Making Voting Easier
The Assembly did not include the Executive proposal to expand the voter registration period by requiring local boards of elections to process any applications received no later than 10 days before an election and postmarked no later than 15 days before.
The Assembly did not include the Executive proposal to require local boards of elections to establish one or more poll sites on college campuses whenever a contiguous property of a college or university contains 300 or more registered voters.
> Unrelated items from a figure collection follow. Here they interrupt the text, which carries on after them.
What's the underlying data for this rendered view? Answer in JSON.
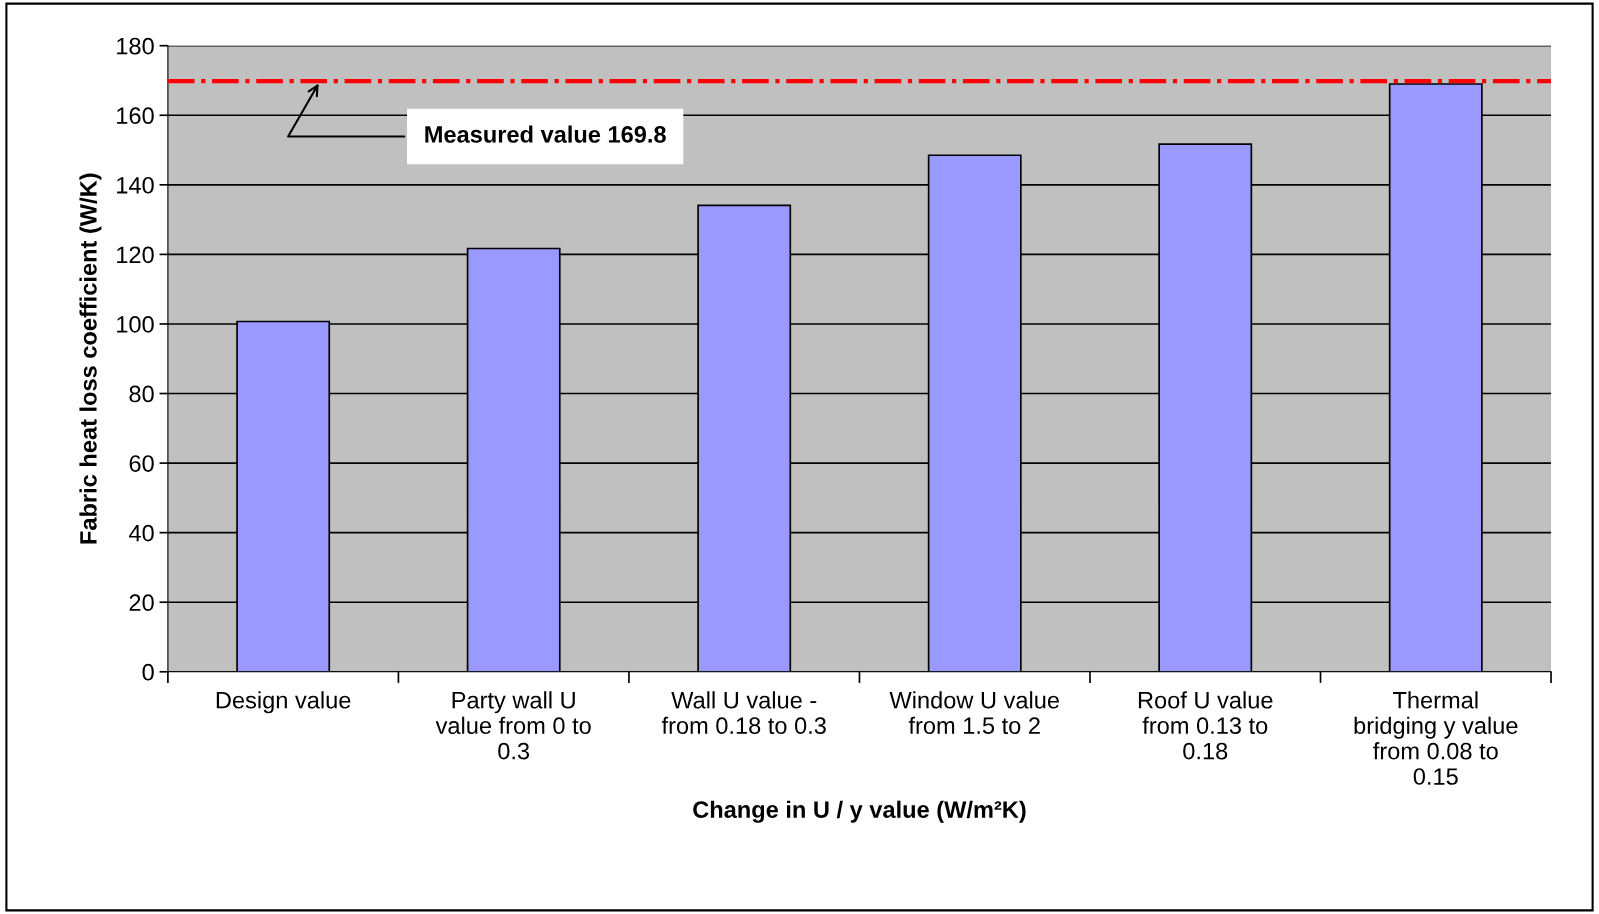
{
  "chart_data": {
    "type": "bar",
    "categories": [
      "Design value",
      "Party wall U\nvalue from 0 to\n0.3",
      "Wall U value -\nfrom 0.18 to 0.3",
      "Window U value\nfrom 1.5 to 2",
      "Roof U value\nfrom 0.13 to\n0.18",
      "Thermal\nbridging y value\nfrom 0.08 to\n0.15"
    ],
    "values": [
      100.7,
      121.7,
      134.1,
      148.5,
      151.7,
      169.0
    ],
    "color": "#9999ff",
    "xlabel": "Change in U / y value (W/m²K)",
    "ylabel": "Fabric heat loss coefficient (W/K)",
    "ylim": [
      0,
      180
    ],
    "yticks": [
      0,
      20,
      40,
      60,
      80,
      100,
      120,
      140,
      160,
      180
    ],
    "grid": "y",
    "legend": false,
    "ref_lines": [
      {
        "axis": "y",
        "value": 169.8,
        "label": "Measured value 169.8",
        "color": "#ff0000",
        "line_style": "dashdot"
      }
    ]
  }
}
The Senate did not include the Executive proposals to reduce the deadline to register to vote from 20 days before an election to ten days and to reduce the required postmarked date on a registration form from 25 to 15 days before an election, and the proposal on polling places on college campuses having already passed legislation to make these changes earlier this year.
State Budget Advocacy
This month the League advocated for funding for ethics reform and budget transparency in the New York State budget. In March, the League along with several other good government groups submitted an op ed to the Times Union in an effort to push for JCOPE reform. The op ed was published in the Times Union on March 6th and in Newsweek on March 8th. In the weeks prior to the one-house budget release it became apparent that there was not a major focus on ethics reform in either the Senate or Assembly. This letter was submitted as a call to action for both Hochul and the Assembly and Senate to ensure that they prioritize holding public officials accountable by overhauling JCOPE, improving campaign finance scrutiny, bolstering the power of the inspector general, and eliminating the pay-to-play culture.
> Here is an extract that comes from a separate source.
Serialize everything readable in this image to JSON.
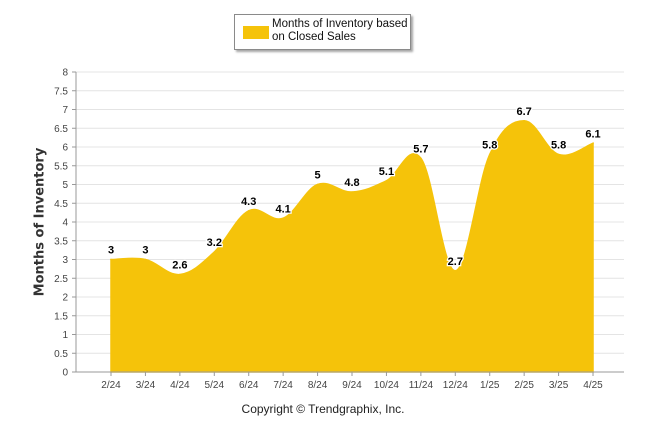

On March 2nd, the League submitted a memo to Majority Leader Stewart-Cousins and Speaker Heastie to urge them to reject the Governor’s Fiscal Year 2023 Executive Budget proposals that would give the Executive broad and unilateral powers, and to amend other proposals to better define their uses and oversight. See letter here:
On March 24th, the League signed on to a memo with the several watchdog organizations and the Citizens Budget Commission which was sent to Governor Hochul, Majority Leader Stewart-Cousins and Speaker Heastie. The memo urges them to include basic financial tables once they have reached consensus on the budget in order to allow for more transparency and accessibility. The letter will be posted on our site shortly.